Long-Lost Hoagie Discovered in Receding Glacier

glacier 2Hans Frigidd, Professor of Glacial Movements, Middle Earth University, NC, could not believe his eyes when he saw the hoagie sandwich he  started eating 30 years earlier encased in ice.

Frigidd had returned to the Great Alaskan Ice Sheet, where, in 1984, he had abandoned the hoagie when a severe storm suddenly hit and he was forced to return to base without eating lunch.

“It was still fresh, and I finished my lunch after 30 years. They don’t make hoagies like that anymore,” said Frigidd.

As climate change warms the planet and glaciers recede, scientists all over the world are finding items they lost decades ago in the ice. Vanishing pack ice is revealing a treasure trove of lost property.

“I dropped my car keys in a crevasse 25 years ago when I was doing research on the Great Ridgeway Glacier in Greenland, said Dr.
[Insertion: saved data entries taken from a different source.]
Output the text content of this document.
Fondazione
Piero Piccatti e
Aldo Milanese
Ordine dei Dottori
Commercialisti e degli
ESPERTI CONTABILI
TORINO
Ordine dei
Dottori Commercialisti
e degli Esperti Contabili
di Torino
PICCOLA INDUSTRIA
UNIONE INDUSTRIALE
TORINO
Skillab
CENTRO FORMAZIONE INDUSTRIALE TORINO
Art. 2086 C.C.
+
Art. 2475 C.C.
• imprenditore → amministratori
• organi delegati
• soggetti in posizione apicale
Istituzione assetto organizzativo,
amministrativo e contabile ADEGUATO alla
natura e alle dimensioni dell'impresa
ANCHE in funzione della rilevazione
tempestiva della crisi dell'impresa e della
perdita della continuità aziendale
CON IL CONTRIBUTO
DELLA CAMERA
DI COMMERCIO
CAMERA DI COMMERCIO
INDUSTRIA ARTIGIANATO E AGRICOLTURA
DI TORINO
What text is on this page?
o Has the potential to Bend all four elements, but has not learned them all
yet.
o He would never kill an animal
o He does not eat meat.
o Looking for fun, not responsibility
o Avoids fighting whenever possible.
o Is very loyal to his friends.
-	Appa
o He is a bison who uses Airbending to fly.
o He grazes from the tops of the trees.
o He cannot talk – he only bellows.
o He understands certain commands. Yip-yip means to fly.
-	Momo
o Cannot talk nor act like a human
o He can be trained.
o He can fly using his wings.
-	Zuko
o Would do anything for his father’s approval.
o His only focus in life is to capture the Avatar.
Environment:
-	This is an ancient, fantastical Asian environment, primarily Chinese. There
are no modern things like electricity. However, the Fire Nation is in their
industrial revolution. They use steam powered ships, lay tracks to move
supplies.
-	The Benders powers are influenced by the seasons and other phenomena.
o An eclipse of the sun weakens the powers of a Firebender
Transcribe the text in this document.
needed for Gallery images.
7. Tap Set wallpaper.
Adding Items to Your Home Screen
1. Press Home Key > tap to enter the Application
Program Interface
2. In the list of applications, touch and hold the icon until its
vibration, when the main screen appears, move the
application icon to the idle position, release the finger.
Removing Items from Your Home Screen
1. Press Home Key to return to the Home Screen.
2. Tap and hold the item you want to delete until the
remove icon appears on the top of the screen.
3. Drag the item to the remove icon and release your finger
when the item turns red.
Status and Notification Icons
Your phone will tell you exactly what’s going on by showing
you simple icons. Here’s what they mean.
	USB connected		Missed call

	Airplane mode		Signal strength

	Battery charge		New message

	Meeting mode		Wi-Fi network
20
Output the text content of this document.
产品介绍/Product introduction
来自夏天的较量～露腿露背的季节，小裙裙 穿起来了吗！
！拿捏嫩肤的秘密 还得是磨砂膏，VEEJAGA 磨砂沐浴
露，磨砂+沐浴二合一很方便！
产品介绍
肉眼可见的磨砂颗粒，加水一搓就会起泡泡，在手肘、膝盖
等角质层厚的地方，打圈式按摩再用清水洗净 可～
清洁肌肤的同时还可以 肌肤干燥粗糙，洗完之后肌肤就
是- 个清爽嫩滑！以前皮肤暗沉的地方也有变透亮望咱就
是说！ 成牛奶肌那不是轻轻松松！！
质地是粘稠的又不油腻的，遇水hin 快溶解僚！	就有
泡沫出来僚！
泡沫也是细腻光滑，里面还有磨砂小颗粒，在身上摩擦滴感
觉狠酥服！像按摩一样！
Carl White-Stuff , a glaciologist at the US Institute for Sitting and Watching Ice.

He returned to the same spot last month to find that much of the glacier had melted away, and there were his keys half-buried in the sodden earth.

Cameras, spectacles, a wooden leg, soccer balls, two pairs of gold-plated nose hair clippers, a glass eye, and a year’s supply of condoms issued to a team of climatologists at the North Pole some 20 years ago, are among the items that scientists have retrieved from melting glaciers over the last year.

As more items are exposed by the disappearing ice, scientists are rushing back to remote research sites they vacated decades ago.

“In 1973 I lost my wallet with two tickets to a Rolling Stones concert,” said Dr. Hildegard Flake, a climatologist at the Center for Sub-Zero Living, Oslo, ID. The wallet fell into a crack in the Andean Glacier, South America.

“I’m going back next year because the glacier is receding fast, and those Stones tickets are worth a small fortune,” said an excited Flake.